Une bête au paradis, de Cécile Coulon

Une bête au paradis est un roman qui a beaucoup fait parler de lui lors de la rentrée littéraire de septembre dernier. Il a donc rapidement intégré ma wish-list, d’autant plus qu’il est paru aux éditions L’Iconoclaste, maison qui a publié La vraie vie d’Adeline Dieudonné l’année dernière, qui fut un gros coup de coeur (cliquez ici pour lire mon avis). Malgré les quelques avis négatifs que j’ai pu lire sur ce livre, je n’ai pas hésité à le réserver à la médiathèque et à m’y plonger !

L’histoire

La vie d’Émilienne, c’est le Paradis. Cette ferme isolée au bout d’un chemin de terre. C’est là qu’elle élève seule, avec pour uniques ressources son courage et sa terre, ses deux petits-enfants, Blanche et Gabriel. Les saisons défilent, les petits grandissent. Jusqu’à ce que l’adolescence arrive, et, avec elle, le premier amour de Blanche, celui qui ravage tout sur son passage.
Il s’appelle Alexandre.
Leur couple se forge. Mais devenus adultes, la passion que Blanche voue au travail de la ferme, à la terre, à la nature, la contraint, la corsète, la domine. Quand Alexandre, dévoré par l’ambition, veut partir, attiré par la ville, alors, leurs deux mondes se fracassent.

Mon avis

Mouais… Une bête au paradis fut une lecture agréable, mais franchement pas aussi folle que j’ai pu le lire dans certains avis… Ce n’est pas une déception, mais compte tenu de tout ce que j’ai pu entendre de positif sur ce roman, je suis très clairement restée sur ma faim.

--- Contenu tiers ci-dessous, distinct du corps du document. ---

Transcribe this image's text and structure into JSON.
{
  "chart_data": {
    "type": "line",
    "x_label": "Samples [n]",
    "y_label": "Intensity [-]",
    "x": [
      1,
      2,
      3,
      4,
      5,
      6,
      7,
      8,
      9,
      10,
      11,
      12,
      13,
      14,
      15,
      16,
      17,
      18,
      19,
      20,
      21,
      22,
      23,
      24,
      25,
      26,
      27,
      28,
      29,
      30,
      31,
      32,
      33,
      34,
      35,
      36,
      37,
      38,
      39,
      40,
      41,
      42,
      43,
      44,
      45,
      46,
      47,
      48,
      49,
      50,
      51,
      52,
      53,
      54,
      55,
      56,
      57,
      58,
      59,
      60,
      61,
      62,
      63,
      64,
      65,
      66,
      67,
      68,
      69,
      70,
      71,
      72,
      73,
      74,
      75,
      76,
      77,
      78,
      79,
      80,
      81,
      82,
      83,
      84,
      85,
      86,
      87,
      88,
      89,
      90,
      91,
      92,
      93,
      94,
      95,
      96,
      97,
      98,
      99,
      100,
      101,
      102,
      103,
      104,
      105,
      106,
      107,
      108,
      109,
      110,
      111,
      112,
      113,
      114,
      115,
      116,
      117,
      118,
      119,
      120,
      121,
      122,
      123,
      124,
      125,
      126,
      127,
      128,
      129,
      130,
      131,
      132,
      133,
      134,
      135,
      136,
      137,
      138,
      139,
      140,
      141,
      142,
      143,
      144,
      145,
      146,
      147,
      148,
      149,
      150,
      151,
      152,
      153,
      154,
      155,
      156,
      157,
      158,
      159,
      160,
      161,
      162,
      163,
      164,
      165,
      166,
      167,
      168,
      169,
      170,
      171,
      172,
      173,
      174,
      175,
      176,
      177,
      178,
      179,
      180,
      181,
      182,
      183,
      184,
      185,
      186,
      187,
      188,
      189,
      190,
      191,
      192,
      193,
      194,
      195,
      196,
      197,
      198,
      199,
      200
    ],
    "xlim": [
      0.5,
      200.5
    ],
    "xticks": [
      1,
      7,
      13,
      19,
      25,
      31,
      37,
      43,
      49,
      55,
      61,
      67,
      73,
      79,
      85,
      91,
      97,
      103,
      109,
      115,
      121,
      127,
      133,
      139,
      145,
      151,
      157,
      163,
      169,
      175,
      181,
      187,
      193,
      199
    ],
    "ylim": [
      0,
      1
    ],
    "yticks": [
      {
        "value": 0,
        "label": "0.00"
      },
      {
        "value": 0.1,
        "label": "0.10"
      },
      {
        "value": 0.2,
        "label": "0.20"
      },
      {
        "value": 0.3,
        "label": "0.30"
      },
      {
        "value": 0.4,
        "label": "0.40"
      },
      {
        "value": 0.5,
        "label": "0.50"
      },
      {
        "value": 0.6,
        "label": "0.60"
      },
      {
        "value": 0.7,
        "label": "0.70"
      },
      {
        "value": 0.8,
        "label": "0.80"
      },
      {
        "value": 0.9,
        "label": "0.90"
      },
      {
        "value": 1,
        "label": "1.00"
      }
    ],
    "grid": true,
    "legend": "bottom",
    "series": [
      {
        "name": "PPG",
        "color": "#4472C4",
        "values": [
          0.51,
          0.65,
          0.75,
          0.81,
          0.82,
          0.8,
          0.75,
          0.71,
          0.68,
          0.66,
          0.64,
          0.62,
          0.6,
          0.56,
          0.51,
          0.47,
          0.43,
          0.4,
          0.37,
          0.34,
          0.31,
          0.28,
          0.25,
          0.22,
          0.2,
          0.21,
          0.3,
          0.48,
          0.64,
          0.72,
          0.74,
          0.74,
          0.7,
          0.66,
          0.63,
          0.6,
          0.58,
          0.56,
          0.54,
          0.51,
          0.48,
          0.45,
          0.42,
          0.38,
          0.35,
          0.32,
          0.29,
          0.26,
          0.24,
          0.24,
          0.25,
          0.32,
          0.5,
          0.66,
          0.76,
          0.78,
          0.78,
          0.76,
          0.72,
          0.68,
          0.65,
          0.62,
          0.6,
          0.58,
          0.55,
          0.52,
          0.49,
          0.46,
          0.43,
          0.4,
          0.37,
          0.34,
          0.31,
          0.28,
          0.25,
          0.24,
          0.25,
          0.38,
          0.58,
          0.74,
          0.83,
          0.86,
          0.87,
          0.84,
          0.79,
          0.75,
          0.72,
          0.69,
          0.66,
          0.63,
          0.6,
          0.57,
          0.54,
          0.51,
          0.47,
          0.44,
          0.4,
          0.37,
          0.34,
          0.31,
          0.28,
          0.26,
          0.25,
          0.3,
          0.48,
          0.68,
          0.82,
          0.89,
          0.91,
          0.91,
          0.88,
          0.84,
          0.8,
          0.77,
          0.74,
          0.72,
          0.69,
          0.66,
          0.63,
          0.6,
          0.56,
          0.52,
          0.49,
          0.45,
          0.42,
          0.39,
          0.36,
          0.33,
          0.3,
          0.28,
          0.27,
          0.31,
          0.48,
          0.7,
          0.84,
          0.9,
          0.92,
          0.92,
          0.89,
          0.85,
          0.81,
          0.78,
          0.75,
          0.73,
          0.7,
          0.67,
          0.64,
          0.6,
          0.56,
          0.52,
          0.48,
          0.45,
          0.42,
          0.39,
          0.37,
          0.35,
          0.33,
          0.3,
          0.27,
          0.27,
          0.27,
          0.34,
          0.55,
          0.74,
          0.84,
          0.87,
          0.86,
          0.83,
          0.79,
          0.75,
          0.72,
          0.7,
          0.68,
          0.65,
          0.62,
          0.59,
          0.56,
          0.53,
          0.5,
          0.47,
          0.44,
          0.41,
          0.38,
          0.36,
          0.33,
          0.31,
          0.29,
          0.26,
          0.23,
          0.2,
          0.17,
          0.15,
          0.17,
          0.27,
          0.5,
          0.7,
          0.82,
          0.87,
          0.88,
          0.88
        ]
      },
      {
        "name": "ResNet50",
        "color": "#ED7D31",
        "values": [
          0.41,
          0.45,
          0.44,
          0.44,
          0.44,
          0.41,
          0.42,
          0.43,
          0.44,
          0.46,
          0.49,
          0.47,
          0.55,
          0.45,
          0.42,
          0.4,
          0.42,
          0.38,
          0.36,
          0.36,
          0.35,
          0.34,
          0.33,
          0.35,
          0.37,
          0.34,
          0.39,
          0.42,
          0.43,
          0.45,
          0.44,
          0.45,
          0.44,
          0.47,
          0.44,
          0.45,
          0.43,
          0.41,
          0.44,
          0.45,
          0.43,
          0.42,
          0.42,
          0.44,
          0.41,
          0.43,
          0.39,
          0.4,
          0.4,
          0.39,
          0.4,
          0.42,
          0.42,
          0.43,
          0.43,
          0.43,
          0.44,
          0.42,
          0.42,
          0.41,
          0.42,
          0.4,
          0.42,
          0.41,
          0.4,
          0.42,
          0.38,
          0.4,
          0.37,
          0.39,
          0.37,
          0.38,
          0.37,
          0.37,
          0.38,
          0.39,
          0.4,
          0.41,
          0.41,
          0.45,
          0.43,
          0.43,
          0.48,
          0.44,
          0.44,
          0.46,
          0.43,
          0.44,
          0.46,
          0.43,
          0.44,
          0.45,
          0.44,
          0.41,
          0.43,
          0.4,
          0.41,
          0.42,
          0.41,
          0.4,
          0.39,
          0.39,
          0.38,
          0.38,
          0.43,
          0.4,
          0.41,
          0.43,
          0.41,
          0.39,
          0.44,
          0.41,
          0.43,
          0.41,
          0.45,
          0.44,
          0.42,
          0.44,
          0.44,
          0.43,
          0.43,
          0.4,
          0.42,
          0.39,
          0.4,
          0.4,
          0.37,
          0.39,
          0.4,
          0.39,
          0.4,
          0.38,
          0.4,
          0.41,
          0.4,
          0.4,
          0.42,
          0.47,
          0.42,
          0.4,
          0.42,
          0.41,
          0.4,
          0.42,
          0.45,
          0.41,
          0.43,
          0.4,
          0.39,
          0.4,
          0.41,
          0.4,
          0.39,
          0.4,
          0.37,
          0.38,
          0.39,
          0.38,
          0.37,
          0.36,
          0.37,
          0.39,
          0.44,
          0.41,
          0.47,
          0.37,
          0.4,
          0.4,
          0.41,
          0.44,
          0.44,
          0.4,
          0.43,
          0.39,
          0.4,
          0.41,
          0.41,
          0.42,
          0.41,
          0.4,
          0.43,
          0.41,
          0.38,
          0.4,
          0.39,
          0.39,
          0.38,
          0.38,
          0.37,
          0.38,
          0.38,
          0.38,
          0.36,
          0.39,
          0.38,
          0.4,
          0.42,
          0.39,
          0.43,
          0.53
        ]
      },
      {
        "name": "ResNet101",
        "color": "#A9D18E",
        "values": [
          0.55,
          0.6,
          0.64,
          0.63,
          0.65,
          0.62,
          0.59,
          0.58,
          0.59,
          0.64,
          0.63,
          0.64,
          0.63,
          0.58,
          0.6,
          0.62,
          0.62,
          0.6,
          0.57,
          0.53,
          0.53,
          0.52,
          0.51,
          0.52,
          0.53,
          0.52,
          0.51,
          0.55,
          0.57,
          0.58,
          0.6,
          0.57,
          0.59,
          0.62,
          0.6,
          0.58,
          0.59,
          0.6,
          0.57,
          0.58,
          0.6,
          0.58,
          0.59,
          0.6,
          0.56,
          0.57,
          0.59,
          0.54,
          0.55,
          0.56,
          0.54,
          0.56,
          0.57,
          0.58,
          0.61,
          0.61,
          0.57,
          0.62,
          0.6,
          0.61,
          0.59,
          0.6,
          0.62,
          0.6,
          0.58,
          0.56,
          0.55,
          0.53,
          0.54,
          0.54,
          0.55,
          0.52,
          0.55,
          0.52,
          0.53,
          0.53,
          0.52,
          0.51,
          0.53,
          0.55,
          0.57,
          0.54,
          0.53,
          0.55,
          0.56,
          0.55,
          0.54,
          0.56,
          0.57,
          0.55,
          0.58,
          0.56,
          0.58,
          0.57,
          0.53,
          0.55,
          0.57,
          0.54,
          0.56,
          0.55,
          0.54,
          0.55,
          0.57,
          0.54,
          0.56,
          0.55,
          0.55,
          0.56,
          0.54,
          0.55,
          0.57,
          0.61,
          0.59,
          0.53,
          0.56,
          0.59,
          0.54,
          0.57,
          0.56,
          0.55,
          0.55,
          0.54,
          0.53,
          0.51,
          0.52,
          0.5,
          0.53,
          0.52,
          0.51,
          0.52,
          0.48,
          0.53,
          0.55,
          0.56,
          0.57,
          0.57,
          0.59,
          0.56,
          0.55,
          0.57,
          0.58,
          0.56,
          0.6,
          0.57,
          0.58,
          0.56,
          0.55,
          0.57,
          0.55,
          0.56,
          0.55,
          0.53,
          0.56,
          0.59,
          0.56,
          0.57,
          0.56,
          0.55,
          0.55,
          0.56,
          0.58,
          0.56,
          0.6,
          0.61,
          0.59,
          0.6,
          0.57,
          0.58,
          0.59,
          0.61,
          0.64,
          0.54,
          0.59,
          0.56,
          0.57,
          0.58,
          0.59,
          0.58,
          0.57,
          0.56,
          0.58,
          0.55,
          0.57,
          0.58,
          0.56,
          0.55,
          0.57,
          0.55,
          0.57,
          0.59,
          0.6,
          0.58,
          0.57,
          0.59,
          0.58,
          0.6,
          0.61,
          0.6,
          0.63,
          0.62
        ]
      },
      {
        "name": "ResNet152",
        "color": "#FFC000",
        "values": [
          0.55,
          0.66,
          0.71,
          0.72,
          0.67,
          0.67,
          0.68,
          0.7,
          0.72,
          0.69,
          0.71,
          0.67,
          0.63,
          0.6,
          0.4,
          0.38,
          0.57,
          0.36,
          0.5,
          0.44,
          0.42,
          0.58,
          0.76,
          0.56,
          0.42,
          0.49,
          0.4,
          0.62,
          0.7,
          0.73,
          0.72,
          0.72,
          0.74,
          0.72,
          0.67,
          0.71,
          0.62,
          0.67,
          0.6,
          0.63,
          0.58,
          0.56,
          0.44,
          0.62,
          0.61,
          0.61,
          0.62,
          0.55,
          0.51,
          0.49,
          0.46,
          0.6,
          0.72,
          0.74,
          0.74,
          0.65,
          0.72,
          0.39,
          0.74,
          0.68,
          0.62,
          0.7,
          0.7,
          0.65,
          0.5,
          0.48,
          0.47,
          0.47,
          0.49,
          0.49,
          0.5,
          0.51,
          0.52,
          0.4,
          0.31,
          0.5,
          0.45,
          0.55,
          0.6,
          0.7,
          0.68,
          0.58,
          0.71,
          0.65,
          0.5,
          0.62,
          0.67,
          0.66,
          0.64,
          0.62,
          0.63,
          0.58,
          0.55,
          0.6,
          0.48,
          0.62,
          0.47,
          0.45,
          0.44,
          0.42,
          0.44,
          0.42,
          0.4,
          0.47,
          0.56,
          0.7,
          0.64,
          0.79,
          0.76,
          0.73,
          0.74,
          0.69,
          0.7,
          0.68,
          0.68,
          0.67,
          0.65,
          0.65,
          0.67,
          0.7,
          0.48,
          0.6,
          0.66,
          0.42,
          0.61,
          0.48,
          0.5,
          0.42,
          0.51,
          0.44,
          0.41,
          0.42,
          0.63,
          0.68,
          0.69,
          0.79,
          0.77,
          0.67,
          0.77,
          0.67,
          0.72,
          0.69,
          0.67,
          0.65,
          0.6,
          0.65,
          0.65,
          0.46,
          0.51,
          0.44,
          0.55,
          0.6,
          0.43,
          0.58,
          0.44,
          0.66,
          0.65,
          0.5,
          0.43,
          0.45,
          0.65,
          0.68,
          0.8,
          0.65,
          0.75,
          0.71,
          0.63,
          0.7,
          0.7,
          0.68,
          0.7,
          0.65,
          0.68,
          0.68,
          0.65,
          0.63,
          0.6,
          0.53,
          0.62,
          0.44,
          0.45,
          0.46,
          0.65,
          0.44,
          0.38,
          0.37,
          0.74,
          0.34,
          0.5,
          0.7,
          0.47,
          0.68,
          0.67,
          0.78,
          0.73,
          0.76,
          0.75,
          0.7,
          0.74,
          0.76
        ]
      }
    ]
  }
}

Commençons par les points positifs. L’ambiance du roman est très particulière, et m’a beaucoup accrochée. Cécile Coulon pose son histoire entre deux mondes, entre celui de la campagne, de la terre brute, et celui de la ville, qui bruisse d’activité et de secrets. Elle fait s’opposer deux lieux, deux univers, et c’est d’ailleurs là le principal thème du livre : l’opposition ville/campagne. Malgré l’impression de grand espace du Paradis, le roman est clairement un huit-clos, et l’espace devient rapidement étouffant. Vraiment, l’ambiance particulière est remarquablement mise en abyme.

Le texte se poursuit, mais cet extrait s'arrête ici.